First of all, the join index that the paper speaks of, can best be imagined as a table that implements a many-to-many relationship between two tables. A record in this join index table consists of two foreign keys: one referencing the primary key in the R table, and another referencing the primary key in the S table.
I didn't get the S.C notation used in the cheat sheet. But it is clear you'll somehow need to specify which join index to use, and more specifically, which B+Tree (clustering) you want to use on it (in case two of them are defined), and finally, which value (r.c, the key of r) you want to find in it.
The role of the B+tree is to provide an ordered hash table, i.e. where you can search a key efficiently, and can easily walk from that point to the subsequent entries in order. In this particular use for a join index, this allows you to efficiently find all pairs (r1, s) for a given r1. The first of those would be found by drilling down from the root of the B+tree to the first leaf having r1. Then a walk forward across the bottom layer of the B+tree would find all the other tuples with r1, until a tuple is encountered that no longer has this r1 value.
Note that you still need an index on the original tables as well, in order to find the complete record for a given key. In practice that could also be done with a B+Tree, but in JavaScript, a simple dictionary (plain object) would suffice.
So in JavaScript syntax we could imagine something like this:
// Arguments:
// - joinIndexTree: a B+Tree having (rKey, sKey) tuples, keyed and ordered by rKey.
// - rKey: the key to search all matches for
function findInIndex(joinIndexTree, rKey) {
let result = []; // This will collect all the sKey for
// which thee is a (rKey, sKey)
// Find left-most location in B+Tree where rKey should occur (if present)
let btreeCursor = joinIndexTree.find(rKey);
if (btreeCursor.EOF()) return result; // At the far-right end of the B+Tree
let tuple = btreeCursor.get(); // Read the tuple found at this location
while (tuple[0] == rKey) { // First member of tuple matches rKey
result.push(tuple[1]); // Collect the corresponding s-value
btreeCursor.next(); // Walk to the next tuple
if (btreeCursor.EOF()) break; // At the end of the B+Tree
tuple = btreeCursor.get(); // Read the tuple found at this location
}
return result;
}
The main program would be:
const joinIndexTree = ;// B+Tree with (rKey, sKey) pairs, ordered by rKey
const sIndex = Object.fromEntries(S.map(s => [s.id, s])); // dictionary
function indexJoin(joinIndexTree, R, S, sIndex) {
const out = []
for (const r of R) {
const sids = findInIndex(joinIndexTree, r.id)

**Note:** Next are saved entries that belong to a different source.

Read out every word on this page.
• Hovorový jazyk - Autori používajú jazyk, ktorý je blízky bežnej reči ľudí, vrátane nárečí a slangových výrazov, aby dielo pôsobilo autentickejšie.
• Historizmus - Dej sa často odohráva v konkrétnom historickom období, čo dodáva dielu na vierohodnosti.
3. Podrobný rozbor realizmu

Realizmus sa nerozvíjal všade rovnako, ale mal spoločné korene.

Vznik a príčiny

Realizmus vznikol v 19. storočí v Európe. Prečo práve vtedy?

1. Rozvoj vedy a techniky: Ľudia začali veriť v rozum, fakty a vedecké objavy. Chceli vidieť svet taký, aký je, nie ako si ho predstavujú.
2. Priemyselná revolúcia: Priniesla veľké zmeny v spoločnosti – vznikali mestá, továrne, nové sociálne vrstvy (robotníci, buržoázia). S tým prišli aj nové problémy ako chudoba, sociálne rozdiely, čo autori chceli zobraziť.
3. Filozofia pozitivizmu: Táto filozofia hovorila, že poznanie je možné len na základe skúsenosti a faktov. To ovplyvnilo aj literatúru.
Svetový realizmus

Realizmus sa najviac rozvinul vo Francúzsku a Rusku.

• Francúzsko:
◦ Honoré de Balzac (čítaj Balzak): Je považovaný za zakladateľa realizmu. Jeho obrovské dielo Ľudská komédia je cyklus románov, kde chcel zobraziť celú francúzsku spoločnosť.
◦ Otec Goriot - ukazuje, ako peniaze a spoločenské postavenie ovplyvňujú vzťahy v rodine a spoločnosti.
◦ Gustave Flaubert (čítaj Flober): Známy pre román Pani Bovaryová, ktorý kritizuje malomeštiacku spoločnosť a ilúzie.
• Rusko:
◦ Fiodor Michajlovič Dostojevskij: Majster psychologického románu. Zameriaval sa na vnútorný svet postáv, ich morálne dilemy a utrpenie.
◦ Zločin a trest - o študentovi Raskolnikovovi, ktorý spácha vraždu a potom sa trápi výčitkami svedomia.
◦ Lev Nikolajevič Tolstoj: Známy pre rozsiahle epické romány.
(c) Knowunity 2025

for (const s_id of sids) {
const s = sIndex[s_id]; // Look up by primary key index
out.push([ r, s ])
}
}
return out
}
When you only need read-only operations on the table (queries), then instead of a B+Tree, you can create a dictionary of arrays, where you can lookup by joinIndex[r.id] and get an array of s.id values. This is certainly easy to set up and work with, but it is a pain to keep updated when the tables are not read-only.
As alternative to B+Tree, you can also use other balanced search trees, such as AVL and red-black trees, but in my experience B+Trees have superior performance.